Solve for x.
14^(-3x)=11^(-x-3)
Write the exact answer using base-10 logarithms
How do I start this problem? Thank You
To solve for x in the equation 14^(-3x) = 11^(-x-3), you can start by taking the logarithm of both sides of the equation using base-10 logarithms. Here are the steps to solve:
Step 1: Take the logarithm of both sides using base-10 logarithms. This will help us simplify the equation:
log (14^(-3x)) = log (11^(-x-3))
Step 2: Apply the exponent rule of logarithms, which states that log (a^b) = b * log (a):
(-3x) * log (14) = (-x - 3) * log (11)
Step 3: Distribute the logarithm on the right side of the equation:
-3x * log (14) = (-x * log (11)) - (3 * log (11))
Step 4: Move all terms containing x to one side and constants to the other side to simplify the equation:
-3x * log (14) + x * log (11) = -3 * log (11)
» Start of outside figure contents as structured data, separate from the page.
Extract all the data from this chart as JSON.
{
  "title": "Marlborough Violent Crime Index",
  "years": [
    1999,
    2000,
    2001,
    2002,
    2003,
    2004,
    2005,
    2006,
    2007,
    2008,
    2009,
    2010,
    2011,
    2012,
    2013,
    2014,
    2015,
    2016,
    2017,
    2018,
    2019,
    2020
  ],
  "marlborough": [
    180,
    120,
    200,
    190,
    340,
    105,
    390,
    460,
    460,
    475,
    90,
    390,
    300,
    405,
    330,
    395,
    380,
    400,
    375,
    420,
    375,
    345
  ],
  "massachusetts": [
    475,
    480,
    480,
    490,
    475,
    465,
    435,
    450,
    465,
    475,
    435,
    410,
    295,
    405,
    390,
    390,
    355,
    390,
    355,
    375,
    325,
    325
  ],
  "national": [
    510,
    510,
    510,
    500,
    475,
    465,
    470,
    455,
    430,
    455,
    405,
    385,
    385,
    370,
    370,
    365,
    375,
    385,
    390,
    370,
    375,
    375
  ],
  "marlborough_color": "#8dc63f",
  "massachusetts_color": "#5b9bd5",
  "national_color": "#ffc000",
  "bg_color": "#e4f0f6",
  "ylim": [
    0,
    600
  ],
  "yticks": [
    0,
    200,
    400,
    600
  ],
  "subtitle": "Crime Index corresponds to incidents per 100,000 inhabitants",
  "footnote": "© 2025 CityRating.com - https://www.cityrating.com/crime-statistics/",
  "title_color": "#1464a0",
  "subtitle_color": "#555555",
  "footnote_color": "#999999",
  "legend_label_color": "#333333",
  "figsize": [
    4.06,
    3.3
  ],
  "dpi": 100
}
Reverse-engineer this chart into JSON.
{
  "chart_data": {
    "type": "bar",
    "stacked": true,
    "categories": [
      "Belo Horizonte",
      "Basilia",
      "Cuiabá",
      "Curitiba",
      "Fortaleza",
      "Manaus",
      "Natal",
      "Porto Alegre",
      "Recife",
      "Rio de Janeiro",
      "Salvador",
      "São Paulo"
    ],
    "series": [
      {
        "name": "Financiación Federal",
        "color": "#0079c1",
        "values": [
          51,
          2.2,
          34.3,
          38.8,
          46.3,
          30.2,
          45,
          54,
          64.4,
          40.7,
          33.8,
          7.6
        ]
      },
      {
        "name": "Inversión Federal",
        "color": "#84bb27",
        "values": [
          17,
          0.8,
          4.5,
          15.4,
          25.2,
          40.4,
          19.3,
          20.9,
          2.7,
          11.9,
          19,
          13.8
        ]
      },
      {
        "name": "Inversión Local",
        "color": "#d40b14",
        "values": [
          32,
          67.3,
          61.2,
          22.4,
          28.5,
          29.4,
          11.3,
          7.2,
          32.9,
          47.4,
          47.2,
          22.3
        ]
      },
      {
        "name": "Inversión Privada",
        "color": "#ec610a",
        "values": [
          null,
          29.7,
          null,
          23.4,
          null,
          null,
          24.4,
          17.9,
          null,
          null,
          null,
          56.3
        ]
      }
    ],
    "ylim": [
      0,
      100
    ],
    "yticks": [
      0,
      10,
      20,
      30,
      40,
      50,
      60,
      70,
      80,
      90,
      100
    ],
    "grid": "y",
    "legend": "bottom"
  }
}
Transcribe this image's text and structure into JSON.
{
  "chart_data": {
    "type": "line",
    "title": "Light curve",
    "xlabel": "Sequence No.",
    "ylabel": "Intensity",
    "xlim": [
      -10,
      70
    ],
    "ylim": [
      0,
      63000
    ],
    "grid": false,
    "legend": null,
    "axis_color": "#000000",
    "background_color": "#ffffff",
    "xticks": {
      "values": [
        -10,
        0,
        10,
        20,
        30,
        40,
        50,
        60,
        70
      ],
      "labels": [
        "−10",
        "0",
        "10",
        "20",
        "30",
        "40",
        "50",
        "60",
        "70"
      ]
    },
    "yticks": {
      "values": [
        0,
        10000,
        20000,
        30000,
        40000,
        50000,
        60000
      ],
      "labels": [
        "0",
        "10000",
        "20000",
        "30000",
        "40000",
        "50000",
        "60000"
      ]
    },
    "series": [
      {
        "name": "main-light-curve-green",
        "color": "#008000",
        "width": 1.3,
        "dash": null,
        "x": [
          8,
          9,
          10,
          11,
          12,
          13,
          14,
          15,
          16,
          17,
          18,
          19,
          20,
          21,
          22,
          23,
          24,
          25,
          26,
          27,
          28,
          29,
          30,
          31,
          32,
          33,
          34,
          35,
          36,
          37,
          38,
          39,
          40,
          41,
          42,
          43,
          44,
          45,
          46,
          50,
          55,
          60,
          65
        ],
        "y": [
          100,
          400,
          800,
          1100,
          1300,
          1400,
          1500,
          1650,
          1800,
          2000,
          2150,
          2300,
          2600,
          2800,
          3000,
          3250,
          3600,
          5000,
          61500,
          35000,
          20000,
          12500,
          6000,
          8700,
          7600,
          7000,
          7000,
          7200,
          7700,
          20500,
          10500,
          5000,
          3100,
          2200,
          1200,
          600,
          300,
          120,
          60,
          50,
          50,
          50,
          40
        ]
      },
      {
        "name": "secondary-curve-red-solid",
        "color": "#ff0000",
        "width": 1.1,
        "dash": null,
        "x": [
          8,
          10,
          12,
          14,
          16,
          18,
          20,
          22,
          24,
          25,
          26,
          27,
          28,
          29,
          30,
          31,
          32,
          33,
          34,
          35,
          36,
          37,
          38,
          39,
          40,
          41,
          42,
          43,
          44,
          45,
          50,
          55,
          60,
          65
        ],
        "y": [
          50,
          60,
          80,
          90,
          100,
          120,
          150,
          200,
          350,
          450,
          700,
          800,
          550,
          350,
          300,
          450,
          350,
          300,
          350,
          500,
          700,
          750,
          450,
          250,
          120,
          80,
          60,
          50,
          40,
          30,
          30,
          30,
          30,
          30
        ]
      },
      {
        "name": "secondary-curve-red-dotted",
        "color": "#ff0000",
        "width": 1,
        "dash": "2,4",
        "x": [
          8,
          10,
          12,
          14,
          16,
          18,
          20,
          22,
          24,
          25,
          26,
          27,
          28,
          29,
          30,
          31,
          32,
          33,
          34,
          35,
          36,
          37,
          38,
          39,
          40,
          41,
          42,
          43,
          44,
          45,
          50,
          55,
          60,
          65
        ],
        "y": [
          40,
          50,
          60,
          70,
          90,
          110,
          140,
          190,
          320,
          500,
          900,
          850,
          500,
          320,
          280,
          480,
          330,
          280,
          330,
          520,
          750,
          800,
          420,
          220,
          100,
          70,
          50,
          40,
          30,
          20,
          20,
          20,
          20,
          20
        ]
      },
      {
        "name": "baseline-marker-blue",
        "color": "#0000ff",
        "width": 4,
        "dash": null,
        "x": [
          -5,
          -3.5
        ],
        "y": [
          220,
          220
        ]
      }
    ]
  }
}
Step 5: Factor out x from the left side of the equation:
x * (-3 * log (14) + log (11)) = -3 * log (11)
Step 6: Divide both sides of the equation by the coefficient of x to solve for x:
x = (-3 * log (11)) / (-3 * log (14) + log (11))
Therefore, the exact solution for x using base-10 logarithms is:
x = (-3 * log (11)) / (-3 * log (14) + log (11))
To solve for x in this equation, you can start by taking the logarithm of both sides of the equation. In this case, you can use the base-10 logarithm (log) to simplify the equation.
Here's how you can start:
1. Take the logarithm of both sides of the equation using base-10 logarithm (log):
log(14^(-3x)) = log(11^(-x-3))
2. Apply the logarithm property:
(-3x)log(14) = (-x-3)log(11)
3. Expand the equation using the logarithm property (log(a^b) = b * log(a)):
-3x * log(14) = -x * log(11) - 3 * log(11)
Now, you can continue simplifying the equation to solve for x.